The Common Reporting Standard (“CRS”) is a wide-ranging global initiative to share taxpayer financial account information between countries in order to identify and counter tax evasion.
The CRS requires participating countries to obtain taxpayer information from financial institutions in that jurisdiction and pass it on to tax authorities in other jurisdictions (e.g. HMRC) on an annual basis.
At the time of writing 55 countries, including the UK, have committed to exchanging information from 2017, based on information being gathered in 2016.
Unlike the UK’s existing information exchange agreements with Switzerland and the UK’s Crown Dependencies and Overseas Territories, the CRS does not contain a reduced reporting regime for UK resident but non-UK domiciled individuals.
The CRS will greatly reduce the privacy currently enjoyed by these persons as HMRC will receive wider details of their offshore accounts (to the extent the accounts are located in a CRS jurisdiction).
Details reportable under the CRS include the name of the financial institution, the account number, the account balance, the amount of income paid or credited to the account, and the amount of proceeds from the sale of property paid into the account.
The CRS will result in HMRC beginning to obtain a vast new range of data on UK residents with offshore accounts.
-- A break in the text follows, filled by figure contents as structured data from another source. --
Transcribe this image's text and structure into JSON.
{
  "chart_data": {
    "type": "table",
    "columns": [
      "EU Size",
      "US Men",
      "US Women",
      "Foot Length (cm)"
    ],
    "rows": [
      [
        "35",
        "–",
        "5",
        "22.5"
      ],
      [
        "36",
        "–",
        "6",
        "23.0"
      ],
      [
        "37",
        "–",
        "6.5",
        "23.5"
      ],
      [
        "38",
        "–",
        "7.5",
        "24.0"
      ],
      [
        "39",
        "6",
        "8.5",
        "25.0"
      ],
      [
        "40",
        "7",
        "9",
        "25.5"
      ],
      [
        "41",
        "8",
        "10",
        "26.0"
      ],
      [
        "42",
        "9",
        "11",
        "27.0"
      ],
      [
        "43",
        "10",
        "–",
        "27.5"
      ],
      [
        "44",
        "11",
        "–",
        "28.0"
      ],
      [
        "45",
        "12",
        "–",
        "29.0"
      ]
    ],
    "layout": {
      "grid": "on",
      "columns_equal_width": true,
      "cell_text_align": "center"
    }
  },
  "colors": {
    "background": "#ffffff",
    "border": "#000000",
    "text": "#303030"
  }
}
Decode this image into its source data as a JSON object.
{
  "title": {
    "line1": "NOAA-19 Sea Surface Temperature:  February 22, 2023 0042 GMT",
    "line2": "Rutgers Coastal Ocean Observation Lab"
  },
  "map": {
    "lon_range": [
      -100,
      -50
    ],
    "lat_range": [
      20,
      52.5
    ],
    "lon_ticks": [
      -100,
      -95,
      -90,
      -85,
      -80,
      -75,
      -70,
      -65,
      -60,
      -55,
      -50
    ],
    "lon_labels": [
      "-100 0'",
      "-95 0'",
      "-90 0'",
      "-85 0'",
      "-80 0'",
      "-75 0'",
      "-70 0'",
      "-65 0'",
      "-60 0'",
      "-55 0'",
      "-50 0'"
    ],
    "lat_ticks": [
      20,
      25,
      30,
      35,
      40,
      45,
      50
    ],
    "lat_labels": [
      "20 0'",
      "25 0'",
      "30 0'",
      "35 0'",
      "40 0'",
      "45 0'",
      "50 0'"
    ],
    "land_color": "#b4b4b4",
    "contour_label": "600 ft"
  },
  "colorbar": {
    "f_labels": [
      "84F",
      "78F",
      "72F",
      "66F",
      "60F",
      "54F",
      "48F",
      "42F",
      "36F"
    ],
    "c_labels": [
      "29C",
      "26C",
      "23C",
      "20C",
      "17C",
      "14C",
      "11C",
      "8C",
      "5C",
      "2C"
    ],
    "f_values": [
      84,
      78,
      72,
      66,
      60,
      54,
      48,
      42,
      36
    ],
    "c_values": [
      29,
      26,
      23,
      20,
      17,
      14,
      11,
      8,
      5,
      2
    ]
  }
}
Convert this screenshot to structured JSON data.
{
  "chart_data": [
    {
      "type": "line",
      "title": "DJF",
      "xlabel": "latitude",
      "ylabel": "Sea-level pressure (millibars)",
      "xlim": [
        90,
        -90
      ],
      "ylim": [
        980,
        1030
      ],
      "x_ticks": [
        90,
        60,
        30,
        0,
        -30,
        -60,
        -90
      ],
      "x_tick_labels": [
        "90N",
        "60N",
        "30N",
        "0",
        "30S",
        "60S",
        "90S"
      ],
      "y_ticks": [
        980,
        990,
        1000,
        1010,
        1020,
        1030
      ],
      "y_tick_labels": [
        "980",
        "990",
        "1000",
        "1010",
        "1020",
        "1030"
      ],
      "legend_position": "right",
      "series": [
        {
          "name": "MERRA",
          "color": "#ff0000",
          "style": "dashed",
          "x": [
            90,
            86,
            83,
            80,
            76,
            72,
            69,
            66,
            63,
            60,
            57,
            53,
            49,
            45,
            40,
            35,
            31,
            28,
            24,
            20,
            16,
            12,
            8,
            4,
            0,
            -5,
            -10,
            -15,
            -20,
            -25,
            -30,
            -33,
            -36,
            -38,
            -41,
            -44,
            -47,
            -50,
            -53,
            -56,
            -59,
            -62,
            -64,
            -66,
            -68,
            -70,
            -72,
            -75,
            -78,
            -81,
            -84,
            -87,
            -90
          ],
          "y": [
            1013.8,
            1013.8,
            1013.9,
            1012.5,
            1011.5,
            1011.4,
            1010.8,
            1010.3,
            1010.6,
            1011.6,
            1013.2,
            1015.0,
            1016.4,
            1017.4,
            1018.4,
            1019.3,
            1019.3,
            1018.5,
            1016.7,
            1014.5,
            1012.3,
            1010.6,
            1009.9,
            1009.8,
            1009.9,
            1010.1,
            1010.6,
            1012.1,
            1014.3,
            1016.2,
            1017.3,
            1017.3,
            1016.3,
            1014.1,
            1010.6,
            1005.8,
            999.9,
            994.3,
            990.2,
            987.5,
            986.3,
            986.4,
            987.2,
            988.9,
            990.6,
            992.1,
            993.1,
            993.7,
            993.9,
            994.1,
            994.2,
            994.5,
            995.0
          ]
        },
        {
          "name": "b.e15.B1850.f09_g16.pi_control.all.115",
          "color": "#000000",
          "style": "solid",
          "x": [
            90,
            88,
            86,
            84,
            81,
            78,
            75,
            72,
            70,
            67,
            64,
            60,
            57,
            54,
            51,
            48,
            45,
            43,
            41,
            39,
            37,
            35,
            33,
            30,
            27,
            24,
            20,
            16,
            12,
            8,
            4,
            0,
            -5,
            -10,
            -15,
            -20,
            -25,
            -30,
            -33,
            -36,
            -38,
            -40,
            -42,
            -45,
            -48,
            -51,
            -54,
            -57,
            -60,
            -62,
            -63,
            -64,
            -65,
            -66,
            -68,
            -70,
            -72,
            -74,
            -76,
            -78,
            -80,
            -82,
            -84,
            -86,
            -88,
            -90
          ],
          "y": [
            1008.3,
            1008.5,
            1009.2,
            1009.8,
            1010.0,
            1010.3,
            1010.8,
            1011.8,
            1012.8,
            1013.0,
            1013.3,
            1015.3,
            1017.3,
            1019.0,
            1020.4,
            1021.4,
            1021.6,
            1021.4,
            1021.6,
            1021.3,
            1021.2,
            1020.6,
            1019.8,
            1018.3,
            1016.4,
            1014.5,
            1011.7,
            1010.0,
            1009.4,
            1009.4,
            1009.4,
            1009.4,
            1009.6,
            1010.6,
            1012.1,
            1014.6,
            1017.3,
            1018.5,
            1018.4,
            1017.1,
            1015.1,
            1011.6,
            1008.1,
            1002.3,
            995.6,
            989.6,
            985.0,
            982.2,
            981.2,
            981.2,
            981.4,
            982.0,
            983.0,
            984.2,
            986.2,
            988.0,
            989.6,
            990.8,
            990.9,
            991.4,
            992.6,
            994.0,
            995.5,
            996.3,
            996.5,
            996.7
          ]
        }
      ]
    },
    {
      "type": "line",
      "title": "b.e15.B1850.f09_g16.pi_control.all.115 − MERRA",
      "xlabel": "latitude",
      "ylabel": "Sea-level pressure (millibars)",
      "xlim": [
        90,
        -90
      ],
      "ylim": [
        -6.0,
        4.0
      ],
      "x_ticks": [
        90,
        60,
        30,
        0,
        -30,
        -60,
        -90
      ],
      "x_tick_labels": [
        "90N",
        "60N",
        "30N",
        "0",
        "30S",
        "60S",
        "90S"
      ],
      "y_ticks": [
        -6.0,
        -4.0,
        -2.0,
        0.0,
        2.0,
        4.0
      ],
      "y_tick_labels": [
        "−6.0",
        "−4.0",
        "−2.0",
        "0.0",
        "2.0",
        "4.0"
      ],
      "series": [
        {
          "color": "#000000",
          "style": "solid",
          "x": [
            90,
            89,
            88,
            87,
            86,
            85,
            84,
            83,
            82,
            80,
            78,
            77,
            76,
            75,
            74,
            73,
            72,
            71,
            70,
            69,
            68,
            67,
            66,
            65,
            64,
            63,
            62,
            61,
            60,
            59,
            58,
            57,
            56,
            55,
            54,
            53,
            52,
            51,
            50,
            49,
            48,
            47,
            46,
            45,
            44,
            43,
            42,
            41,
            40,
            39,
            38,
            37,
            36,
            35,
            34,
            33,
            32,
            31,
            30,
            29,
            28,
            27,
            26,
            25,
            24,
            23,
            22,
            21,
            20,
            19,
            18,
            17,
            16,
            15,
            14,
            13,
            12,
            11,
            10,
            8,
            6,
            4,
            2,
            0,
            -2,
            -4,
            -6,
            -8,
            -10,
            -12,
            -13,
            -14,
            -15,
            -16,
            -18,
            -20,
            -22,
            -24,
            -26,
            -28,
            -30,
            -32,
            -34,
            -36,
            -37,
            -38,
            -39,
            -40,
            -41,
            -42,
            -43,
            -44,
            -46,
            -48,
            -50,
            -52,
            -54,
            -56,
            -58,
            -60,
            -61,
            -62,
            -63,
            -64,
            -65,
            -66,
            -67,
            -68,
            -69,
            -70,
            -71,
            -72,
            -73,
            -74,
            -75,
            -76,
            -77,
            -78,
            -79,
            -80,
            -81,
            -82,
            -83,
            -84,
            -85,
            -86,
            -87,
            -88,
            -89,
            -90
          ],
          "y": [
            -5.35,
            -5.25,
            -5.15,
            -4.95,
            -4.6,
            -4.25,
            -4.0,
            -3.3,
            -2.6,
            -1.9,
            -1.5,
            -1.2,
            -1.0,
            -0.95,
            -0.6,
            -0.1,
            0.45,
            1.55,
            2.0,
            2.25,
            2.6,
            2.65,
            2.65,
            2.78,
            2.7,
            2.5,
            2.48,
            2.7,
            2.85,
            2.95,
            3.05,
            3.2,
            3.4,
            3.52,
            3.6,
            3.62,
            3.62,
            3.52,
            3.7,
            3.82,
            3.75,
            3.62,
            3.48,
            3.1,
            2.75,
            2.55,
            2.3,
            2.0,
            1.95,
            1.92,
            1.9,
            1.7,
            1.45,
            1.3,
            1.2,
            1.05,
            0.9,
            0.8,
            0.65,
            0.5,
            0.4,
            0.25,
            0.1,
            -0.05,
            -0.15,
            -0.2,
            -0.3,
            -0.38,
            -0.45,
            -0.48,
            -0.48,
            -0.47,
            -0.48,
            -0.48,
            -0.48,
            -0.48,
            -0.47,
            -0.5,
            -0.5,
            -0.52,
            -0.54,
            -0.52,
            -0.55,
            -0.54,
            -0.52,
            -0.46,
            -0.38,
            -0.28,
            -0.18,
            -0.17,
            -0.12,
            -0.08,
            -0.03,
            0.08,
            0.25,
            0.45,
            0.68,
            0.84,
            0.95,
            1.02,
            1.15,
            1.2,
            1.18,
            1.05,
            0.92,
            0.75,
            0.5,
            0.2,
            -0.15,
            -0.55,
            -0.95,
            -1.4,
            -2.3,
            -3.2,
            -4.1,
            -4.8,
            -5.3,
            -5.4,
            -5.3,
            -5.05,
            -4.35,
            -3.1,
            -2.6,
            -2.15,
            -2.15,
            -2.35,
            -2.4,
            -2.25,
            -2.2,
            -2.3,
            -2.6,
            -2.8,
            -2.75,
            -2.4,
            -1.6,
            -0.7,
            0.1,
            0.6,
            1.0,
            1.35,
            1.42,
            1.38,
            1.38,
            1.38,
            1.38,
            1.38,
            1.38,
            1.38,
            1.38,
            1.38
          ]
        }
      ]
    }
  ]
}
HMRC have advised a new amnesty known as the Common Reporting Standard Disclosure Facility will open during 2016 for taxpayers who may have undisclosed accounts reported to HMRC under the CRS. Full details of this disclosure facility are yet to be released.
It has been signalled that this facility will not be as favourable as the Liechtenstein Disclosure Facility, but taxpayers who make unprompted disclosure will still be in a much better position than if irregularities are identified by HMRC as a result of an enquiry.